My story of connection to the land is one of re-connecting. I’m in process.
I grew up in Lincoln, Neb., with essentially no connection to place. My parents had lived together in Goshen, Ind.; Iowa City, Iowa; and Berkeley, Cal., before I came along, and they had both spent their growing up years in various places—Ohio, Indiana, Pennsylvania, Iowa and even Ontario. So I grew up in a city with no family history there, and my parents were professors—they had “thinking” jobs, their work abstract enough that the physical world around them didn’t seem to matter. So it’s no surprise that I, as a young person, paid no attention to my landscape, and had essentially no concept of my life being part of the natural world, let alone dependent on it.
I went to college as a math major, preparing to continue in the abstract line of work of my parents.
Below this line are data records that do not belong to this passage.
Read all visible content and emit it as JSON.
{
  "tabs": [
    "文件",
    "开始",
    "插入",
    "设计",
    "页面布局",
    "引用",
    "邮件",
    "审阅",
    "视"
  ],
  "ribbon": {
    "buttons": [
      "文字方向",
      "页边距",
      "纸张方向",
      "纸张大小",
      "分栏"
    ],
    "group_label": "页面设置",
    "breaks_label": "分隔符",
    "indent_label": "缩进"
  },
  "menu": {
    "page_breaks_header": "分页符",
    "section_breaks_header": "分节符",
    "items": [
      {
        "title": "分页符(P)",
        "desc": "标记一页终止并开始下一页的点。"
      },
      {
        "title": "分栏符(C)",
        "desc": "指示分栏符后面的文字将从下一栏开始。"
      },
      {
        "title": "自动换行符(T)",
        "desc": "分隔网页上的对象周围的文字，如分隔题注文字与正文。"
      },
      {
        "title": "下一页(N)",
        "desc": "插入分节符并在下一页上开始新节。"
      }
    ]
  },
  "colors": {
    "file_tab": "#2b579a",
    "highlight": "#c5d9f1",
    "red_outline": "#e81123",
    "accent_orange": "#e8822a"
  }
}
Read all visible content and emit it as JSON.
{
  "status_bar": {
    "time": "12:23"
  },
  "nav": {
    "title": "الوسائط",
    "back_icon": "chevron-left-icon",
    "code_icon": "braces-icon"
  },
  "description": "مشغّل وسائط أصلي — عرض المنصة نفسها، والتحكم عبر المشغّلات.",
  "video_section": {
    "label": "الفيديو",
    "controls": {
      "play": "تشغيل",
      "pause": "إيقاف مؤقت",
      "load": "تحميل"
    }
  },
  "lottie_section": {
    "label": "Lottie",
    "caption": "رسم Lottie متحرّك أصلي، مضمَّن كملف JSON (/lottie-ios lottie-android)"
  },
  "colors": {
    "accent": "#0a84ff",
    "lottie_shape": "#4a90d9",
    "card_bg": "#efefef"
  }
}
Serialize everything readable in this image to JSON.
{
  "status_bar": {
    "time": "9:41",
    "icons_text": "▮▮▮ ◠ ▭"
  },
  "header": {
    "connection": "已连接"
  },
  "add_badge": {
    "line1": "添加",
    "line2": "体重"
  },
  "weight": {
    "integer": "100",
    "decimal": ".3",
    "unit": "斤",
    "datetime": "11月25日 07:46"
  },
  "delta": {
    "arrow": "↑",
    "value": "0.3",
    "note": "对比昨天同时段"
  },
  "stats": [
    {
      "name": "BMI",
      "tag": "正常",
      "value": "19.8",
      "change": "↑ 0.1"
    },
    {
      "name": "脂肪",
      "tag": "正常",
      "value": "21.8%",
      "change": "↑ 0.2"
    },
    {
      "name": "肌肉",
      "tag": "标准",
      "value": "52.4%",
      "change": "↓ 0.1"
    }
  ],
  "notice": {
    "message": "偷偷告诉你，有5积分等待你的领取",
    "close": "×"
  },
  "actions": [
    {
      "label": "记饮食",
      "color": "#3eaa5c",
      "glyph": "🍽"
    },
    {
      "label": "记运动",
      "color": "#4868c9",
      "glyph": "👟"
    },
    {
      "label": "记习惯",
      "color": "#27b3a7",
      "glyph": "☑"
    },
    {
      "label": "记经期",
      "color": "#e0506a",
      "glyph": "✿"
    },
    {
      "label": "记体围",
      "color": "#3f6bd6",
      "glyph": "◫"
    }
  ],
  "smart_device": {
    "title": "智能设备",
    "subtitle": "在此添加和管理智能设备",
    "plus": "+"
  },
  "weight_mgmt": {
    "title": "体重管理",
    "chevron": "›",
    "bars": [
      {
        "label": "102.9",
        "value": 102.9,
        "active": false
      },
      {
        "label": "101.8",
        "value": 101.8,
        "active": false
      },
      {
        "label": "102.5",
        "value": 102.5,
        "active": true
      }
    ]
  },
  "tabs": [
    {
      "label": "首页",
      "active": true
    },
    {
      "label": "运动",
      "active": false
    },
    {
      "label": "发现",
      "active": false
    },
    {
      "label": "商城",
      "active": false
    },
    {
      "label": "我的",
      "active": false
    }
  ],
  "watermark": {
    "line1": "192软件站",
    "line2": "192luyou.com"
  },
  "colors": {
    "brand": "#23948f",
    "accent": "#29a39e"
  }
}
But while in college I began to think about the world, all the diversity of people in it, and all the problems that cannot be solved in a classroom or laboratory, but only face-to-face, with broken hearts and dirty hands.
And so I investigated different kinds of activism—environmental, anti-racist, etc., and I landed on farming. What better way to serve humanity than to steward the growth of the plants and animals that feed us? What better way to serve the earth than to acknowledge, through my work, that my life depends on the earth’s health and fertility?
So I have worked on farms for four years or so—in Texas, Iowa, and now here, as Humble Hands Harvest. In some ways I have been following in my parents’ footsteps. I have not found a place to know as “home”—only places where I am for now. But I now move through life with a desire to call a place home: to be able to envision my role in a community for decades into the future, and to work toward a healthy, beautiful Earth to sustain life for millennia to come.